I don't know. I just don't think I can agree with that, Ash. I mean," she paused, hardened by her own resistance, "If it's just as easy as that, what keeps us from loving who ever we want? Or just stopping when ever? If it's just as easy as a choice, why can't we stop it? Just choose not to?" She asked more distraught than I'd have imagined she'd be. The idea that she had the ability to quell the torment inside her, insulted her.
How could I tell her how close he'd been to her? To even mention him, so real in the world she knew and no longer just a monument in memory and a voice in dreams, would be cruel. How could I?
"Maybe it's more like that subconscious grip we keep on life, that refuses us our own escape." I said.
"Well, if it's like that, then it's more like a curse. And if I have a choice, I'll refuse it. I'll fight it because if I don't, I won't survive it again." She replied, defiantly.
"No one survives love," I said, as he said to me. "You shed the person you thought you were, and evolve. Love is a kind of cocoon that swallows you both and melds you, making two entirely new individuals from the people you were at first. Nobody survives it. But if you can embrace it..." I looked at her profile, staring distantly. We were already at my home, idling in the muddy lot by my door. Conflicted, she munched on fries from the bag. "Then maybe we can live again." I knew it sounded hokey.
I thought of him, the two of us roaming. Two strangers in a strange land, in the forest and desert combined. In a place so dry and harsh, everything struggles to survive. Life is so driven that it creates its own destiny. Everything fights. We had grown apart from that will, estranged from the same earth. Still, the will fought to keep me. It settled me, knowing I was still a part of the struggle.
She looked to me. Under our shroud of night, tears escaped their reservoirs. "That makes more sense than I want it to." She said.

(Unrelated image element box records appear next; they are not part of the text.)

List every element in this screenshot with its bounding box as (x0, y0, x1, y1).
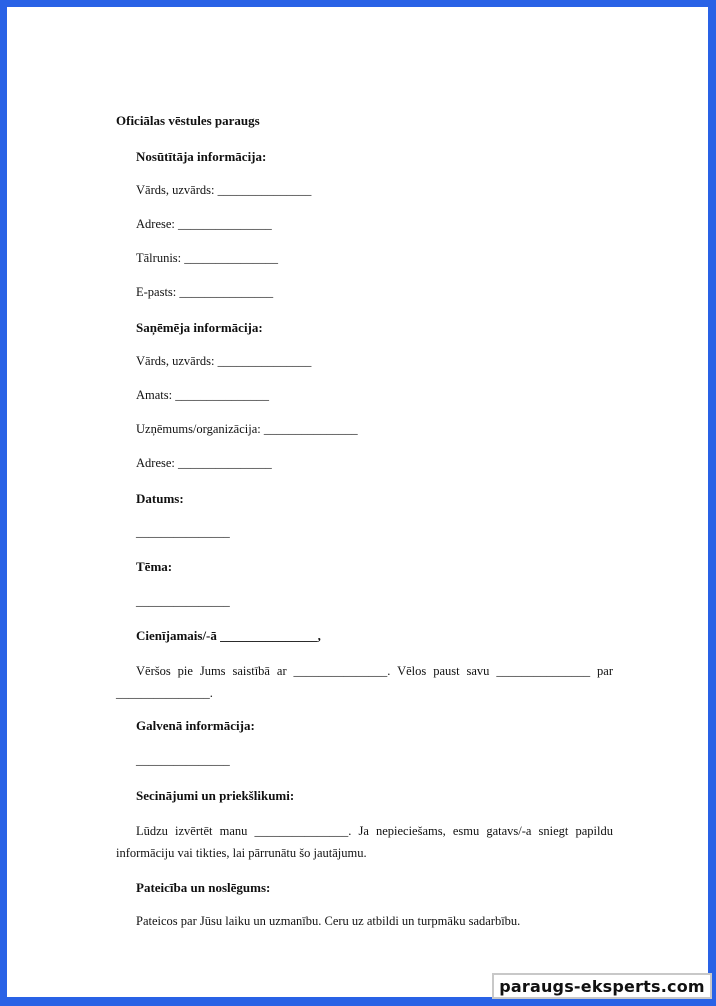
field-blank[interactable]: _______________ (217, 183, 312, 197)
date-blank[interactable]: _______________ (136, 525, 230, 539)
watermark-badge: paraugs-eksperts.com (492, 973, 712, 999)
document-title: Oficiālas vēstules paraugs (116, 113, 260, 128)
sender-name-field[interactable] (136, 183, 311, 198)
field-label: Vārds, uzvārds: (136, 183, 215, 197)
recipient-company-field[interactable] (136, 422, 358, 437)
intro-paragraph: Vēršos pie Jums saistībā ar _______________. Vēlos paust savu _______________ par _______________. (116, 664, 613, 700)
sender-phone-field[interactable] (136, 251, 278, 266)
sender-email-field[interactable] (136, 285, 273, 300)
field-blank[interactable]: _______________ (178, 217, 272, 231)
conclusions-heading: Secinājumi un priekšlikumi: (136, 788, 295, 803)
closing-heading: Pateicība un noslēgums: (136, 880, 271, 895)
field-label: Uzņēmums/organizācija: (136, 422, 261, 436)
subject-heading: Tēma: (136, 559, 173, 574)
sender-heading: Nosūtītāja informācija: (136, 149, 267, 164)
field-blank[interactable]: _______________ (179, 285, 274, 299)
field-label: Tālrunis: (136, 251, 182, 265)
date-heading: Datums: (136, 491, 184, 506)
recipient-heading: Saņēmēja informācija: (136, 320, 263, 335)
field-blank[interactable]: _______________ (175, 388, 269, 402)
recipient-position-field[interactable] (136, 388, 269, 403)
sender-address-field[interactable] (136, 217, 272, 232)
recipient-name-field[interactable] (136, 354, 311, 369)
field-blank[interactable]: _______________ (263, 422, 358, 436)
closing-paragraph: Pateicos par Jūsu laiku un uzmanību. Ceru uz atbildi un turpmāku sadarbību. (136, 914, 521, 928)
field-blank[interactable]: _______________ (217, 354, 312, 368)
salutation: Cienījamais/-ā _______________, (136, 628, 321, 643)
field-label: Amats: (136, 388, 173, 402)
field-label: E-pasts: (136, 285, 177, 299)
field-label: Adrese: (136, 217, 175, 231)
conclusions-paragraph: Lūdzu izvērtēt manu _______________. Ja nepieciešams, esmu gatavs/-a sniegt papildu informāciju vai tikties, lai pārrunātu šo jautājumu. (116, 824, 613, 860)
main-info-heading: Galvenā informācija: (136, 718, 255, 733)
field-label: Vārds, uzvārds: (136, 354, 215, 368)
main-info-blank[interactable]: _______________ (136, 753, 230, 767)
field-label: Adrese: (136, 456, 175, 470)
recipient-address-field[interactable] (136, 456, 272, 471)
subject-blank[interactable]: _______________ (136, 594, 230, 608)
field-blank[interactable]: _______________ (178, 456, 272, 470)
field-blank[interactable]: _______________ (184, 251, 279, 265)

She subtly shook off the trance. "Are you ready to go in?" Adaline asked, taking survey of my composure.
"I'm not tired." I answered, not really even answering.
"Then lets go in, because I am tired and I'm sure as fuck not leaving you alone out here." I sat for a moment longer, before following her inside. She was already in my room, stripping a sheet from my bed, for a blanket. It was the last week of July, with nights so hot I sweat uncovered.
"You can have the bed if you want" I offered.
"No. That's alright. I'll take your couch." She replied contently. I can't say that I blamed her. At least she could endure the ratty old couch.
"Good night then", I said, and retreated to my room with my meal.
"Ash." she called after me.
"Yeah?"
"Don't hurt yourself," she said, "You matter to me."
"Yes" I said. My voice was weak from it. "Good night." I stopped before closing the door. "Adaline?" I said to her as the living room light flickered off.
"Yes Ash?"
"Please, just tell me before you go. Please, just so I know." I asked, surprising myself with my insecurity.
"I won't leave, Ash. Not until it's time for me to." she replied in the darkness of the room. A wave of relief rushed over me, striking me with exhaustion. I ate what I could, but sleep never took me faster. And as all the lights were extinguished, a figure in the night stood witness, a hundred or so yards from the door.